Daniel 12, Mark 8:22-9:1
Are you satisfied with this life?
I’m not talking about whether or not you were able to afford the tri-tip, or if your favorite restaurant was open on the holiday. If your belly is full and your spouse and kids are cooperative, of course you’re going to feel satisfied. But when the balance in your checking resembles a jingling piggy bank, or when it seems like no one is on your side and there’s no one left to please, life feels pretty miserable. How do you keep going?
Let me ask you this: Do you treasure contentment and purpose? When’s the last time you examined this aspect of your life?
I confess that I’m no expert; I’m 32, and my daughter will be turning two in few weeks. My life doesn’t resemble that of a seasoned soldier or a single mom. But I know for sure what suffering is like — all humans are exposed to plight — and in great suffering, we all need to know there’s something to live for besides simply surviving.

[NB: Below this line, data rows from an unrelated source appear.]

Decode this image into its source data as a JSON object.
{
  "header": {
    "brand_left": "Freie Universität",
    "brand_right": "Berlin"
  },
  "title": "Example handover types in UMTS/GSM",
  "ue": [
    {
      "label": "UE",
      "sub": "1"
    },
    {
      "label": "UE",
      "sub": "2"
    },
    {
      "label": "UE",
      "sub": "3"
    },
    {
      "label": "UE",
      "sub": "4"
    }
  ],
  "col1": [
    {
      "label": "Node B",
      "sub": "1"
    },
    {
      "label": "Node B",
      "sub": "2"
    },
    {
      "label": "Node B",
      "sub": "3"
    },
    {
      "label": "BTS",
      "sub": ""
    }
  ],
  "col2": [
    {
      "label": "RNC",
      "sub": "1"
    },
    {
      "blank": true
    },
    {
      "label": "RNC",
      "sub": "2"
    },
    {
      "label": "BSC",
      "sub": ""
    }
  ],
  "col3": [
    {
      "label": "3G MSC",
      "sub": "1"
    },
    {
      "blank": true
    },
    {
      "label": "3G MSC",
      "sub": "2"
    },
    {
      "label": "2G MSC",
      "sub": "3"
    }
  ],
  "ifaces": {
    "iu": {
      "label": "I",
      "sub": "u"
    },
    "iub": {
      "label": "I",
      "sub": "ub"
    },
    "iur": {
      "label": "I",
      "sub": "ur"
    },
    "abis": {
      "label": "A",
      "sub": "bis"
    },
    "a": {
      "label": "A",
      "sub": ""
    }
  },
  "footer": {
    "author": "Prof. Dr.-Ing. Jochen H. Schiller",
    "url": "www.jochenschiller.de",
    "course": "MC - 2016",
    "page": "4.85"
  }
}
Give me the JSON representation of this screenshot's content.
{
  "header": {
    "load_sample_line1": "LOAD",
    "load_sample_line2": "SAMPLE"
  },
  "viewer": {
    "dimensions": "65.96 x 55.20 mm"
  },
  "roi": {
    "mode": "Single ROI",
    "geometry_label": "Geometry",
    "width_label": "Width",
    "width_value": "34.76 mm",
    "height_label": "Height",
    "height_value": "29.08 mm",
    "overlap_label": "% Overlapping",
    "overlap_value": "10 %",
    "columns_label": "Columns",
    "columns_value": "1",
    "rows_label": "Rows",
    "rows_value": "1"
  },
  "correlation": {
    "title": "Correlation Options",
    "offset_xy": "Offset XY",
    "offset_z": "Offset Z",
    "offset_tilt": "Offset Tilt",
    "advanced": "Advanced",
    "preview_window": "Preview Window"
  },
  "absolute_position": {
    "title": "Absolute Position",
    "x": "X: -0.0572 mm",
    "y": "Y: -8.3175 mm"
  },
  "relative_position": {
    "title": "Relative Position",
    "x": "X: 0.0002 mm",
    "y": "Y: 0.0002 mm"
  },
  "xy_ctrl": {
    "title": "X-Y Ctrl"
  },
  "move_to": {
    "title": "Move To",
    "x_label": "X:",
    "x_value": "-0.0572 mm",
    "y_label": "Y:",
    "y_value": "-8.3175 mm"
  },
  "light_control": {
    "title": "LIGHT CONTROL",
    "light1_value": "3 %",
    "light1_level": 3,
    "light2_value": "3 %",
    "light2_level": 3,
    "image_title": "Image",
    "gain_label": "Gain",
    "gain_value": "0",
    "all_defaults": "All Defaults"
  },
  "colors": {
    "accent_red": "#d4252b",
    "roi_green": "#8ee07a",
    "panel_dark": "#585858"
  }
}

The Bible proposes something unusual. Rather than suggesting we try harder or attempt to contrive some optimistic perspective on things, we’re encouraged to let go.
After Daniel receives a truckload of prophecy, he asks the angel for the ending and meaning of all this information. The angel says that this is not for him to know, and ends the book with a shocking command:
But you, go your way till the end; for you shall rest, and will arise to your inheritance at the end of the days.
In Mark, Jesus is busy healing a few folks in quite an unorthodox manner, but He takes a minute en route to ask His disciples who He is. After Peter’s correct response, Jesus informs them that He’s going to suffer and die, which Peter quickly contests, prompting Jesus to respond quite harshly. Then He tells His disciples something similar to what Daniel heard, and I believe something that few Christians are willing to actually do:
When He had called the people to Himself, with His disciples also, He said to them, “Whoever desires to come after Me, let him deny himself, and take up his cross, and follow Me. For whoever desires to save his life will lose it, but whoever loses his life for My sake and the gospel’s will save it.
Living with purpose means living for beyond the end. Yes, both Jesus and the angel in Daniel are talking about death here.
We cling tightly to the pleasures of this life, the trivial conveniences of phone apps and coffee breaks and three day weekends. Those are all great, but they’re temporary, and when they’re over, it’s back to disappointment.
We must experience a life inversion, a recognition that while your own life is indeed valuable, living simply for yourself is a waste of time and resources. Lose yourself, and live for Christ right now.